A Unique and Unexpected Audio Experience
- 27 Apr 2009 12:23
- 408
I am an unregenerate and unrepentant Wagnerian, so I try to keep abreast of all new Wagner releases on CD. When I requested the 2-CD Profil (Günter Hänssler) DCD PH07048 set from Naxos, the distributor, I expected nothing more than some scratchy old archival tracks from Germany, with perhaps some decent singing by forgotten old-timers. I was in for a big surprise.
The set is subtitled Edition Staatskapelle Dresden, Vol. 23, obviously part of a series. The tracks that amazed me were recorded on September 21, 1944, in the acoustically marvelous State Opera House (Semperoper) of Dresden, which was pulverized, along with the rest of the city, in the much-debated air raid the following February.
To give you more of an idea of the timeline in Nazi Germany as of September 1944, that was one month after Adolf Eichmann reported from Hungary to Heinrich Himmler that approximately 4 million Jews had died in death camps and that an estimated 2 million had been killed by mobile units. At the very moment of the recording, Eichmann was still transporting thousands more Hungarian Jews to Auschwitz; the Allied forces were rapidly advancing in Western Europe; the Russians were on the border of Hungary in the east; the war was clearly lost by the Nazis; further fighting was national suicide; but to a crazed Führer the Final Solution was obviously even more important than winning the war.
In this roiling cauldron of evil and self-destruction, the Semperoper was an incongruous bubble of high culture, where a world-class performance of Die Walküre was being recorded by artists who were apparently nonpolitical enough (i.e., not very Nazi) to have successful international careers after the war.

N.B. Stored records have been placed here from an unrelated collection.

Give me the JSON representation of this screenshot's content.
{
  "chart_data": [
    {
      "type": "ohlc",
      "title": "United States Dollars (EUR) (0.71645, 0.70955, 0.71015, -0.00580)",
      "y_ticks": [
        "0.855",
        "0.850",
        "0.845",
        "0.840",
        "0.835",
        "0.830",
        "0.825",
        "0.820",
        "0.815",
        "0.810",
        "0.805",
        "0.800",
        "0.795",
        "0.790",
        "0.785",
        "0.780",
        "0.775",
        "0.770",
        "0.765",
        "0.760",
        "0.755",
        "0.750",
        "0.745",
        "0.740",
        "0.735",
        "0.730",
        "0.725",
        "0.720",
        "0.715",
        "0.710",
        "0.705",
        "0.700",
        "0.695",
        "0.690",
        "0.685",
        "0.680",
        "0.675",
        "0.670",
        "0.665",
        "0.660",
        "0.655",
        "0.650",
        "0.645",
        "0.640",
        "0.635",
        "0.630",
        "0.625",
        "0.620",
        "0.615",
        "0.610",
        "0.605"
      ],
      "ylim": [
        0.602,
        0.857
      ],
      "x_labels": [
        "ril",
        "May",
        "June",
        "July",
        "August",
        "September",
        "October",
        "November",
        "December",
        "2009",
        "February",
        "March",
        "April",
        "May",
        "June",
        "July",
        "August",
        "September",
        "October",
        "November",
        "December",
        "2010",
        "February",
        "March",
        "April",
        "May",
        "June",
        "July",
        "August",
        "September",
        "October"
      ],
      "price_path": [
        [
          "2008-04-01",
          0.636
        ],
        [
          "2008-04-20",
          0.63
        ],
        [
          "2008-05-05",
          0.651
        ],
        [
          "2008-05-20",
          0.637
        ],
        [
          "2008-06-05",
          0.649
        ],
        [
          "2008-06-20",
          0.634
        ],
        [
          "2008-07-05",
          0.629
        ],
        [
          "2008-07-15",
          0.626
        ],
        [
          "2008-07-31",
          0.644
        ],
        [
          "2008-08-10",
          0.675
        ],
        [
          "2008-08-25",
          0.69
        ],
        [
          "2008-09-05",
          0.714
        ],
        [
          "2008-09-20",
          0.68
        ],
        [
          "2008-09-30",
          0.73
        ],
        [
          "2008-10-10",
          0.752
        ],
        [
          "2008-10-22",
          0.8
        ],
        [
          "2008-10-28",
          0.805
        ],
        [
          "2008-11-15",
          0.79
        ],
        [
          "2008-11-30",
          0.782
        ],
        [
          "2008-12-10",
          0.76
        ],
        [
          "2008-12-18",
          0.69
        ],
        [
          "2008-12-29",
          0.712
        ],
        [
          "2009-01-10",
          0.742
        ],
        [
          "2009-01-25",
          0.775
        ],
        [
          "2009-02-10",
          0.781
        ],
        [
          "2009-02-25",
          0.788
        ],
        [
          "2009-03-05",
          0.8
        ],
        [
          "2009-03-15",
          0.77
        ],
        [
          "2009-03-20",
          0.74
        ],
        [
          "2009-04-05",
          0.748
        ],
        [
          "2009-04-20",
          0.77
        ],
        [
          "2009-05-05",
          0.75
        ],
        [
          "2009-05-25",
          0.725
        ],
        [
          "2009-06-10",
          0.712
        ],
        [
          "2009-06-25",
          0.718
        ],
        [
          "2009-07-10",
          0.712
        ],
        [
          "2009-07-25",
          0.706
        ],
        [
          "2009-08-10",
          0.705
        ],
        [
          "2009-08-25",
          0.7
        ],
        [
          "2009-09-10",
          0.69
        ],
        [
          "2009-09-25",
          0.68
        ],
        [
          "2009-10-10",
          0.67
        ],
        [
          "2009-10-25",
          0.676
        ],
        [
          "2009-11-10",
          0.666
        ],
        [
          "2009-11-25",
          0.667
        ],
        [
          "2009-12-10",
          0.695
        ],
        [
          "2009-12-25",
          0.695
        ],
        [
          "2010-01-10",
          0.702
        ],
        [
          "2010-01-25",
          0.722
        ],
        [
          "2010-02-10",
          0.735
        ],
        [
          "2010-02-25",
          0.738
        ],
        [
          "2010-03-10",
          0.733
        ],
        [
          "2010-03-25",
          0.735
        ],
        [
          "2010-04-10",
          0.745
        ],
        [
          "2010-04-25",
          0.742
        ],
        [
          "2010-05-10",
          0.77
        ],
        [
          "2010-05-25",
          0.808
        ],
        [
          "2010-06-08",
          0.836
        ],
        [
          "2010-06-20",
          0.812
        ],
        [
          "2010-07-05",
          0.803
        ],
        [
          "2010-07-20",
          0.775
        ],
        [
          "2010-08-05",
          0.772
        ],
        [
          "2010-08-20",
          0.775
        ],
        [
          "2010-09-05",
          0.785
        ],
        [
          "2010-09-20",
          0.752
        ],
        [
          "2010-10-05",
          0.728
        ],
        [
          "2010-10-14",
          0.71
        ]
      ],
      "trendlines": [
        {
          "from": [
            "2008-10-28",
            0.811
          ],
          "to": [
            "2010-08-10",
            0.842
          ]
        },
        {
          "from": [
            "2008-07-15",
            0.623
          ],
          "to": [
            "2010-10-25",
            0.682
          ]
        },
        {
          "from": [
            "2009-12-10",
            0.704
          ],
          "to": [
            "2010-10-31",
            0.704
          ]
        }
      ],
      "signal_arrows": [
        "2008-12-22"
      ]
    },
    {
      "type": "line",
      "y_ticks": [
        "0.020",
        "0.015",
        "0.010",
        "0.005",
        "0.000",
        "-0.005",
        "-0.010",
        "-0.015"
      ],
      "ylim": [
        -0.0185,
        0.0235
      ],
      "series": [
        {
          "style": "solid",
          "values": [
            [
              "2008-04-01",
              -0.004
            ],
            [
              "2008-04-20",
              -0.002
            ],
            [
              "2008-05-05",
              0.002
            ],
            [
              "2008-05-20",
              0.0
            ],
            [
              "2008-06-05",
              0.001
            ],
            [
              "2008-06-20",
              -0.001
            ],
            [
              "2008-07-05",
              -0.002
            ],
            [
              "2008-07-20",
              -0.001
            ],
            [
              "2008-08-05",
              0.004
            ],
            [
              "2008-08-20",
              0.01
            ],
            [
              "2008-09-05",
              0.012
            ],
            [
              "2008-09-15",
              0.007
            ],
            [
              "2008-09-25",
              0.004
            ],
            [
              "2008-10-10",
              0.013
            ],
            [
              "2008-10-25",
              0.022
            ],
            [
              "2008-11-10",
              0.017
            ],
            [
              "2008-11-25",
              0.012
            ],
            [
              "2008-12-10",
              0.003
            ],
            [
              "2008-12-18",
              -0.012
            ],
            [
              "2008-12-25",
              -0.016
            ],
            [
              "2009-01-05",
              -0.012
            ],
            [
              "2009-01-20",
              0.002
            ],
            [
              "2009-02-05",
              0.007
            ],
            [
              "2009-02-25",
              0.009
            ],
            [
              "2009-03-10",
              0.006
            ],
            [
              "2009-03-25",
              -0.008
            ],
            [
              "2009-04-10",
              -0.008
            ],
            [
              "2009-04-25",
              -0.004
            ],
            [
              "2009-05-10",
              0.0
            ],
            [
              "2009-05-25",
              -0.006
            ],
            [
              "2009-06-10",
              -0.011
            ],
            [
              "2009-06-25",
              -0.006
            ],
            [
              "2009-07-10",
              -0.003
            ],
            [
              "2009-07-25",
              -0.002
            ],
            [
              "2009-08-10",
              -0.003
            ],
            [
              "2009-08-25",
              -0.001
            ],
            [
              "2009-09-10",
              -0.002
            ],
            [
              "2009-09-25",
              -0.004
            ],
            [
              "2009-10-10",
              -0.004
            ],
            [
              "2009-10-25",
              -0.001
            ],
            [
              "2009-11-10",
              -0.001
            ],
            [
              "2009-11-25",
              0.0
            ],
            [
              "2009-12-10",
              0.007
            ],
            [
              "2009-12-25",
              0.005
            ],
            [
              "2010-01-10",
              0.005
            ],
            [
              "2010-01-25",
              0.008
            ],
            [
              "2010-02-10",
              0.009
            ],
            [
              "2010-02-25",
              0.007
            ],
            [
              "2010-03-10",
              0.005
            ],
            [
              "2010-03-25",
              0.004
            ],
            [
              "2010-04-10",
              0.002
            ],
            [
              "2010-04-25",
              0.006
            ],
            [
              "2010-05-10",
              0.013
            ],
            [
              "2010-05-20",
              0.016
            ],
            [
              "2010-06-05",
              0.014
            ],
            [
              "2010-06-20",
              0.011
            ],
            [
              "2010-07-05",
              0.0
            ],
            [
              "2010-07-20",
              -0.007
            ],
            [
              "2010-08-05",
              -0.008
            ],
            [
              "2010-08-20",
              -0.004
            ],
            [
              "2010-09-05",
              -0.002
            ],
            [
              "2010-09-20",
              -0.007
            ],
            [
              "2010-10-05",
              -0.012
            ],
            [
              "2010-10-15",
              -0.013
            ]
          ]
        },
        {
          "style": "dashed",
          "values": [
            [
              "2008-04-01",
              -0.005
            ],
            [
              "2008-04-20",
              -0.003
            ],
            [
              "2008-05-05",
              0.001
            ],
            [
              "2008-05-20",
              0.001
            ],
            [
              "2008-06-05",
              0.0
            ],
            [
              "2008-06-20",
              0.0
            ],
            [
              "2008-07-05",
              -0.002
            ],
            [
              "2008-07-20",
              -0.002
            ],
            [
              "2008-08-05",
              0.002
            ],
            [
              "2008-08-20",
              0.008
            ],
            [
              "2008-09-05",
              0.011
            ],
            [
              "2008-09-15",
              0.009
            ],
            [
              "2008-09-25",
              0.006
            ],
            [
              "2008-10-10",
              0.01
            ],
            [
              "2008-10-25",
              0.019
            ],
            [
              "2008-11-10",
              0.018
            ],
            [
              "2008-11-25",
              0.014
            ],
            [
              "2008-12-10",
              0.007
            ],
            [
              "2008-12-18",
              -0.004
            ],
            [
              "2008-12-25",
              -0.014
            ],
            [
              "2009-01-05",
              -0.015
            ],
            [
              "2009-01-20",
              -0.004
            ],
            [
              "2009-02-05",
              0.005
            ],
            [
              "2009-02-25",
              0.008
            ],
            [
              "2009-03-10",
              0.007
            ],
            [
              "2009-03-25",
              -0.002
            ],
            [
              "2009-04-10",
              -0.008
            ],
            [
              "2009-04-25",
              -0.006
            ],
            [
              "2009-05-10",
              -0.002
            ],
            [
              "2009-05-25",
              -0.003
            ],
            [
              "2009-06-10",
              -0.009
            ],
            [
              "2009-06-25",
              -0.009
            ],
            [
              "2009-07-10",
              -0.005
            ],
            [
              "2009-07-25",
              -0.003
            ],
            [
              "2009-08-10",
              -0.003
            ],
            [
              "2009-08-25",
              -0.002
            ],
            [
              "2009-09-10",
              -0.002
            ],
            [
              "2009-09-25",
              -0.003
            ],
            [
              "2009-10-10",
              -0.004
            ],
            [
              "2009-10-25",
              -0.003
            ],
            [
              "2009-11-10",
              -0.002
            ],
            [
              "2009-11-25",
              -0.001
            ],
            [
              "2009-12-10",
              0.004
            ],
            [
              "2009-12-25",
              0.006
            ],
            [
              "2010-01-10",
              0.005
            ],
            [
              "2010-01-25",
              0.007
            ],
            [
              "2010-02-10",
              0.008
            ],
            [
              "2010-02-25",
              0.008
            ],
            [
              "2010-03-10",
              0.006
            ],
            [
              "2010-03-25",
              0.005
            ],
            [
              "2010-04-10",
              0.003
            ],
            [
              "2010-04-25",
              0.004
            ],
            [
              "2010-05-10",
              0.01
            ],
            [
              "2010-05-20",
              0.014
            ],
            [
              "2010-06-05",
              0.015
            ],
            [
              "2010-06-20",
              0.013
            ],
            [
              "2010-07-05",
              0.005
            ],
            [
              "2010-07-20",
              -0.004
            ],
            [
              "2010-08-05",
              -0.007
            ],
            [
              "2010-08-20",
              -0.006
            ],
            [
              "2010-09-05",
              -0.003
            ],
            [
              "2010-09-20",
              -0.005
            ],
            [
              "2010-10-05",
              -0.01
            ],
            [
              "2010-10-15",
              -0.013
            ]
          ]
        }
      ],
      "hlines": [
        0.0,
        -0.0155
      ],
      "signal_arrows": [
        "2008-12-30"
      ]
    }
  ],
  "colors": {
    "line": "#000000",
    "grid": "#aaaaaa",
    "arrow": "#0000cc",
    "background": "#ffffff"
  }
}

The most prominent of them was Max Lorenz, 43, one of the 20th century’s outstanding Heldentenors, who sang Siegmund. Sieglinde was the soprano Margarete Teschemacher, 41; Hunding was the great bass Kurt Böhme, 36; Wotan was the baritone Josef Herrmann, 41; the conductor of the superb Staatskapelle Dresden was Karl Elmendorff, 52, a Bayreuth and La Scala veteran. I indicate their ages at the time of the recording to show that they must have been at or near the zenith of their powers, not just leftover has-beens for wartime use.
The performance is by and large up to the highest international standards, as I’ve already stated; Kurt Böhme is possibly the scariest Hunding I’ve ever heard; Josef Herrmann sings Wotan’s farewell beautifully; and Karl Elmendorff’s conducting is dynamic, unmannered, thoroughly idiomatic—but those are not the reasons I was excited. What is extraordinary is the 1944 recording—on magnetic tape, at 77.2 centimeters (30.4 inches) per second!
Sophisticated tape recording technology was unknown at the time to anyone in the Allied countries; the Germans had developed it and kept it secret until the equipment was discovered by the occupation forces after the end of the war. Even the latest and greatest recording projects of RCA Victor, Columbia, NBC radio, and other major American companies were on 16-inch 331/3-rpm acetate masters in 1944. The difference was night and day. The German magnetic tape recordings with high-frequency bias, moving past the heads at the high speed of 30 ips, were basically equal, or at least comparable, to some of today’s best recordings in frequency range, distortion, dynamic range, and noise floor. I could have been listening to a 2007 recording of Die Walküre, except that it was in mono. (Stereo became the standard in the late 1950s.) I couldn’t quite figure out the microphone setup; it could have been just a single mike; but the voices are always picked up fairly close, so that every syllable of the German text is crystal clear, much clearer than in modern stereo recordings. Perhaps it was the superior acoustics of the opera house. The orchestral sound also has great presence and timbral accuracy.
What I simply can’t understand is how this remarkable audio experience could have passed without commentary by the critics when the same tracks were first released on the Tahra label as part of a no longer available four-CD set titled The Staatskapelle of Dresden [1548–1959]: a Sound Portrait. Nobody seemed to have noticed the hi-fi gem among all the scratchy old mono recordings. It seems to confirm my suspicion that a lot of music critics listen to recordings through their kitchen radio. At any rate, we should be grateful to Profil for reissuing this exceptional rarity.